Le « déclinisme », cette nouvelle maladie française, est le fil rouge de ce numéro consacré à l'évolution de nos attitudes et de notre place dans l'Europe. Outre le divorce consommé entre les citoyens et leurs représentants, un certain sentiment de « dépossession démocratique » et le discrédit du politique, le quatrième foyer de crise identifié par François Miquet-Marty est ce qu'il appelle « la transcription du social en politique ». D'autres contributeurs tentent de décrypter le message du non au référendum tandis que François Stasse revient sur ce « remord socialiste » : le tournant de 1983.
Le gouvernement de Dominique de Villepin cache à peine l'espoir qu'il met dans le retournement démographique pour l'aider à gagner sa bataille pour l'emploi des jeunes. Illusion, avertit Hughes de Jouvenel, qui y voit l'expression d'une grande naïveté. Si la voie d'une plus grande flexibilité lui paraît la seule pour créer des emplois, le directeur de Futuribles résume le vrai choix de société qui est devant nous : « Comment le faire ? Par l'abolition des privilèges des mieux nantis ou par la précarisation croissante des plus démunis ? » Base de cette réflexion, un article de Michel Godet, Philippe Durance et Michel Martinez, où le différentiel de croissance entre les États-Unis et l'Europe est expliqué par « le différentiel démographique et l'inégale intensité de travail ».
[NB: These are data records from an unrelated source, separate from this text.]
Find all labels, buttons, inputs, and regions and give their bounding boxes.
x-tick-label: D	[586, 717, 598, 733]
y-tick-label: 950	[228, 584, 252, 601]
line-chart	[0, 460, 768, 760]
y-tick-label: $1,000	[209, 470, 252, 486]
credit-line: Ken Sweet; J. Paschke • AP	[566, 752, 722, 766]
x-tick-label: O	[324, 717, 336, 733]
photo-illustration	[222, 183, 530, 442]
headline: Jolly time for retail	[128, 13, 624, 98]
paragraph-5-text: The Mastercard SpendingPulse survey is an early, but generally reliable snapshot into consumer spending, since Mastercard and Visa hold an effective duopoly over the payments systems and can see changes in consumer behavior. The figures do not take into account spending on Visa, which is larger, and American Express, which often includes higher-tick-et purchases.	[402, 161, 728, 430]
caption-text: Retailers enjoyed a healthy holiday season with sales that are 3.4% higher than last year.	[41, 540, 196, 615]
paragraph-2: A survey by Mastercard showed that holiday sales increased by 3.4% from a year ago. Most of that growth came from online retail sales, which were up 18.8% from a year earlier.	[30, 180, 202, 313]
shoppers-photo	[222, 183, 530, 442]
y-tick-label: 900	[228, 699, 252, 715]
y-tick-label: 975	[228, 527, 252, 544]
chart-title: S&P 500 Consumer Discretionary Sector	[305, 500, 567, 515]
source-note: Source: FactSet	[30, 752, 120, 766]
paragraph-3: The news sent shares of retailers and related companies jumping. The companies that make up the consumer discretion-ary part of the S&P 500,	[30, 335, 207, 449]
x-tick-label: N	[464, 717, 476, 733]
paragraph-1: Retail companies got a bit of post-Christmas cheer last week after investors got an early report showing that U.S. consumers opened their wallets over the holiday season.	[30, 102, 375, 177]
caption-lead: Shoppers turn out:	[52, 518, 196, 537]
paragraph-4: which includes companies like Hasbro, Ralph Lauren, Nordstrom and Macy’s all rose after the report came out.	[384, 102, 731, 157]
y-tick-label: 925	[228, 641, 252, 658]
Le journalisme est-il un contre-pouvoir, un métapouvoir ou un antipouvoir ? Marcel Gauchet a du mal à se faire une idée du pouvoir réel de la presse. Quant à Olivier Ferrand, il analyse le basculement de la société dans le « divertissement médiatique », estimant que « ce sont les transformations survenues dans l'agencement du lien social qui ont rendu possible l'émergence d'un espace public orienté vers la distraction ».
La première livraison de l'année commence par un article peu conventionnel du professeur Jean-Emmanuel Ray qui pose le problème des effets des nouvelles technologies de la communication sur l'utilisation de notre temps. Ce dernier devient embouteillé de façon permanente, les heures passent en surmultiplié au risque, en faisant trop de choses à la fois, de ne plus rien faire bien. Face à la surenchère législative engagée sur le thème de la simplification du droit du travail, Jacques Barthélémy et Gilbert Cette proposent une alternative plus « sociale » : la montée en puissance du droit conventionnel. Enfin, Pierre-Louis Bras, ancien directeur de la Sécurité sociale, souligne le rôle clé joué par le corps médical dans l'instauration du médecin traitant, au point d'aller contre la rationalité de la réforme par rapport à ses objectifs affichés.